Deine Leidenschaft galt immer den wildlebenden Huftieren. Was fasziniert dich so daran?
Eigentlich waren die Huftiere und die Ornithologie der Grund für mich, nach Zürich an die Universität zu gehen, um mehr darüber zu lernen. Wilde Tiere in ihrer natürlichen Umwelt zu beobachten, ist etwas Faszinierendes. Huftiere leben zwar in mehr oder weniger grossen Rudeln. Jedes einzelne Tier hat aber seine eigene Geschichte und handelt individuell. Dies ist auch der Reiz, den sie auf mich ausüben.

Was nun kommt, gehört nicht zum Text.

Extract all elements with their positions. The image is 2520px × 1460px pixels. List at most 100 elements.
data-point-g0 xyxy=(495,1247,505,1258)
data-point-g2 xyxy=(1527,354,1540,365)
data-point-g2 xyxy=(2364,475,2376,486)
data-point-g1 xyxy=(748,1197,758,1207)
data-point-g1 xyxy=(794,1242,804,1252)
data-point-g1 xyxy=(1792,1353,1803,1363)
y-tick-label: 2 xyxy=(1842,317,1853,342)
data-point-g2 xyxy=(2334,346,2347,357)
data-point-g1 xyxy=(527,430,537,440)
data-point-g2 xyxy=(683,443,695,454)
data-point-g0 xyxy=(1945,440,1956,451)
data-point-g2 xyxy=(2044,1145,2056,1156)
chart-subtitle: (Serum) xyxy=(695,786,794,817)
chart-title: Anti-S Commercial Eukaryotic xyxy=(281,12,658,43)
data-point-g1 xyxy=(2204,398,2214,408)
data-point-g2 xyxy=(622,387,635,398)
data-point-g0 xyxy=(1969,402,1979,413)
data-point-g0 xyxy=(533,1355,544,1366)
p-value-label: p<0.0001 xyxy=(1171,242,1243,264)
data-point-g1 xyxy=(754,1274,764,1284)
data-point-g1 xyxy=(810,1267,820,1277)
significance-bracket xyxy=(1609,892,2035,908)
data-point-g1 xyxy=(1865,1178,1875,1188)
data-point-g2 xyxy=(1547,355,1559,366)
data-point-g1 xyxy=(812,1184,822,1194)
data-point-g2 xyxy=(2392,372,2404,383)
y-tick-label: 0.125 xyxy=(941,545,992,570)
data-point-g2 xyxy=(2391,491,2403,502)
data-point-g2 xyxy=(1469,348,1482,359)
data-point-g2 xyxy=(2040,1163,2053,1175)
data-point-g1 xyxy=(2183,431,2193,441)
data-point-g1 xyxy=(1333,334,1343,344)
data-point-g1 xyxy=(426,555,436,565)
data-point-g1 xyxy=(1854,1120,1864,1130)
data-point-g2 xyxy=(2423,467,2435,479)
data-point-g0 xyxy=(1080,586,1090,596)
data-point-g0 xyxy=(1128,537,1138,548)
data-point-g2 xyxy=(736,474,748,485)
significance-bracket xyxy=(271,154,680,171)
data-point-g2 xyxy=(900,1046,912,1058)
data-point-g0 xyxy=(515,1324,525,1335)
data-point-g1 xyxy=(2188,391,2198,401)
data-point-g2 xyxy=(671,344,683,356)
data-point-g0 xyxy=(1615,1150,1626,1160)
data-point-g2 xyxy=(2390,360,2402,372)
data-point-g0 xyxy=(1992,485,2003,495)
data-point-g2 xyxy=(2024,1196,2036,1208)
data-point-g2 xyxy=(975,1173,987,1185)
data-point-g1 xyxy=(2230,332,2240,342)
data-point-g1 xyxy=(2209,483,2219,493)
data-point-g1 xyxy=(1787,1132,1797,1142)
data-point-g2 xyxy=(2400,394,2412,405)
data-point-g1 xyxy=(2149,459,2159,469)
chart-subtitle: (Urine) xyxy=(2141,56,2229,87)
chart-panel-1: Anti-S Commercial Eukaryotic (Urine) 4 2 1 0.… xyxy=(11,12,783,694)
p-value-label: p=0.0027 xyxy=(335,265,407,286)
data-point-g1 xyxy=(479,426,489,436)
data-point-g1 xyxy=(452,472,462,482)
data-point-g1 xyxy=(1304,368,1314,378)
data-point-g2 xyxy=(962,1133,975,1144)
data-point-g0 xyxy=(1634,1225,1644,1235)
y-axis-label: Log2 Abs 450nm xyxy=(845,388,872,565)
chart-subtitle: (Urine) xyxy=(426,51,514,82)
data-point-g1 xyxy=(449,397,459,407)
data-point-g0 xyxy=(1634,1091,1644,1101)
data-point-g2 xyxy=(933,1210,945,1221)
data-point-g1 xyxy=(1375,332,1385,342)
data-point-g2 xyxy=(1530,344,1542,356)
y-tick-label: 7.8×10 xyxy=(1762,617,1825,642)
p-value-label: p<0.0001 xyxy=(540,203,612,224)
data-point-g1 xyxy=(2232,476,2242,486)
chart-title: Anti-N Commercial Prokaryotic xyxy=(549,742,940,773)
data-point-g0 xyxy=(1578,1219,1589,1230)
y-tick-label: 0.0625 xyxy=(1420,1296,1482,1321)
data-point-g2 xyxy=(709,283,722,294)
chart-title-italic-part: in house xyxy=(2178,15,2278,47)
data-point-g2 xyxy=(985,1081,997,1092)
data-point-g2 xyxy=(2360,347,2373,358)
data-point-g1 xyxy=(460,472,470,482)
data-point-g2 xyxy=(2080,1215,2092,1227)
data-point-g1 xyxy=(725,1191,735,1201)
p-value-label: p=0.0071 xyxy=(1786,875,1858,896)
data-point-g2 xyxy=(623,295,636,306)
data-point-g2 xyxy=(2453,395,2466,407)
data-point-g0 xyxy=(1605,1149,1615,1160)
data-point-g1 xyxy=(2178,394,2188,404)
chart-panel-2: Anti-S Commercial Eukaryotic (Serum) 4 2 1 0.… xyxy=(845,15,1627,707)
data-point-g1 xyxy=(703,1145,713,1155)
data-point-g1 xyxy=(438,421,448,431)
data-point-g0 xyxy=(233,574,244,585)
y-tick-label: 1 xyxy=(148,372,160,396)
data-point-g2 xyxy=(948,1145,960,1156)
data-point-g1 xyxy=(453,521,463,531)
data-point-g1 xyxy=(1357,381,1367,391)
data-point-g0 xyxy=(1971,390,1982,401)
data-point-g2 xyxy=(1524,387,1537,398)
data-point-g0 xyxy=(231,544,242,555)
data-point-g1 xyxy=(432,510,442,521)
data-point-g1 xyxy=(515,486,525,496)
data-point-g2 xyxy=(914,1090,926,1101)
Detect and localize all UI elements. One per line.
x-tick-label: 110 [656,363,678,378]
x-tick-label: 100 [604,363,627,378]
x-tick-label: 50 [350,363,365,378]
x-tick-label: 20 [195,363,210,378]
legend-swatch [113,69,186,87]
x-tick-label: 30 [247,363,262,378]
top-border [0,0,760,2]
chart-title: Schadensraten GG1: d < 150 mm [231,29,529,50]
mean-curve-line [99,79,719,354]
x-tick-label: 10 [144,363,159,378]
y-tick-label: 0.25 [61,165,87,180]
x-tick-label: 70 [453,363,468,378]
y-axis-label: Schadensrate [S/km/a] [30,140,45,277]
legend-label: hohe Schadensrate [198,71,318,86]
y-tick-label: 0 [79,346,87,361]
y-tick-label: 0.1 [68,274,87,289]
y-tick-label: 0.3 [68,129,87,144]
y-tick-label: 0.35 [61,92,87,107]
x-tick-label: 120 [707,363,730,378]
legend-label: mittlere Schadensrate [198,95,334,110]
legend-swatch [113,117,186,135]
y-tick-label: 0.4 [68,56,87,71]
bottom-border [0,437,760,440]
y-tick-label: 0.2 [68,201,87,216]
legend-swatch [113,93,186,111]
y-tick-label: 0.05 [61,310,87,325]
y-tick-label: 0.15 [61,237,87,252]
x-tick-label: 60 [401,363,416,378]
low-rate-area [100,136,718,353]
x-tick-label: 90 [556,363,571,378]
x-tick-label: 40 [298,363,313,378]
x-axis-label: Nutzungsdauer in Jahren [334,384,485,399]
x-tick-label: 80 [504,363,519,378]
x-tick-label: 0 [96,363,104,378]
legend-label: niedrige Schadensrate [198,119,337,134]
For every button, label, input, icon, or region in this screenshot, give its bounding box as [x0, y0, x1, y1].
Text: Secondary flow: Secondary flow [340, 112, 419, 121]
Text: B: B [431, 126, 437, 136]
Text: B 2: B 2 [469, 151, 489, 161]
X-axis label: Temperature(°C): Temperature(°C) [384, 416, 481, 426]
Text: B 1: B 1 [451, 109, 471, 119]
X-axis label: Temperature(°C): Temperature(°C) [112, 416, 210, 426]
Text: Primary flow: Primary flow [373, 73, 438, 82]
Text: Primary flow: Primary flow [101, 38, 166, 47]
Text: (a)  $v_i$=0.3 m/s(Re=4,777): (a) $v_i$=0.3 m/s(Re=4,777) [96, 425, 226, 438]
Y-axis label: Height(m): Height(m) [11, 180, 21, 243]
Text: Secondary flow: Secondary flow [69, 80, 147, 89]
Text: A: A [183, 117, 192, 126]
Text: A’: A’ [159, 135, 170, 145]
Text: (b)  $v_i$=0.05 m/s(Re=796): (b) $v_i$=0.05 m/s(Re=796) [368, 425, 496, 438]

Und diese Faszination lässt sich mit deiner jagdlichen Tätigkeit vereinbaren?
Die heutige Gesellschaft drängt den Tod an den Rand. Er wird einfach ausgeklammert. Ein Kollege hat das einmal als «Kalbskotelettparadoxon» bezeichnet. Er meinte damit, dass wir auf der Weide die schönen Kälber bewundern und anschliessend im Bergrestaurant ein Kalbskotelett bestellen. Der Schritt des Tötens dazwischen wird ausgeblendet.
Der Mensch als Jäger hat schon in der Frühzeit Rituale entwickelt, das Töten eines Tieres auch mental zu verarbeiten. Für mich stehen meine Passion für wilde Tiere und die Jagd in keinem Widerspruch.
Jetzt bist du kürzlich zum Präsidenten von Jagd Schweiz gewählt worden. Wo siehst du in diesem Amt die Herausforderungen?
Die nachhaltige Nutzung der Natur ist eine von der Weltnaturschutzorganisation IUCN anerkannte Massnahme des Naturschutzes. Die Jagd in der Schweiz ist ein Beispiel, wie Nutzen und Schützen funktionieren kann. Jagen heisst auch Verantwortung übernehmen. In diesem Sinne müssen wir die Jagd wieder zurück in die Gesellschaft bringen.
Zum Schluss: Was wünschst du dem SNP für die kommenden 30 Jahre?
Schon in den 1980er Jahren wurde von zu vielen Besuchern im Nationalpark geredet. Es gab sogar eine europaweite Aktion zum Schutz der Nationalparks vor den Besuchenden. Der Name der Aktion war loving them to death. Der Nationalpark soll auch in Zukunft nicht in erster Linie für die Besuchenden da sein, sondern der Schutz der Natur vor menschlichen Einflüssen muss im Vordergrund bleiben.
Der Dialog zwischen dem Nationalpark und der Region muss weiterhin gepflegt und gefördert werden. Dafür müssen beide Seiten das nötige gegenseitige Verständnis aufbringen. Nur so werden Lösungen gefunden, welche sowohl die freie Entwicklung der Natur im Nationalpark als auch ein Leben der Menschen in dessen Umfeld ermöglichen. Auf diese Weise konnte das Hirschproblem gelöst werden und ich hoffe, dass auch gemeinsam Möglichkeiten im Umgang mit dem Wolf entwickelt werden.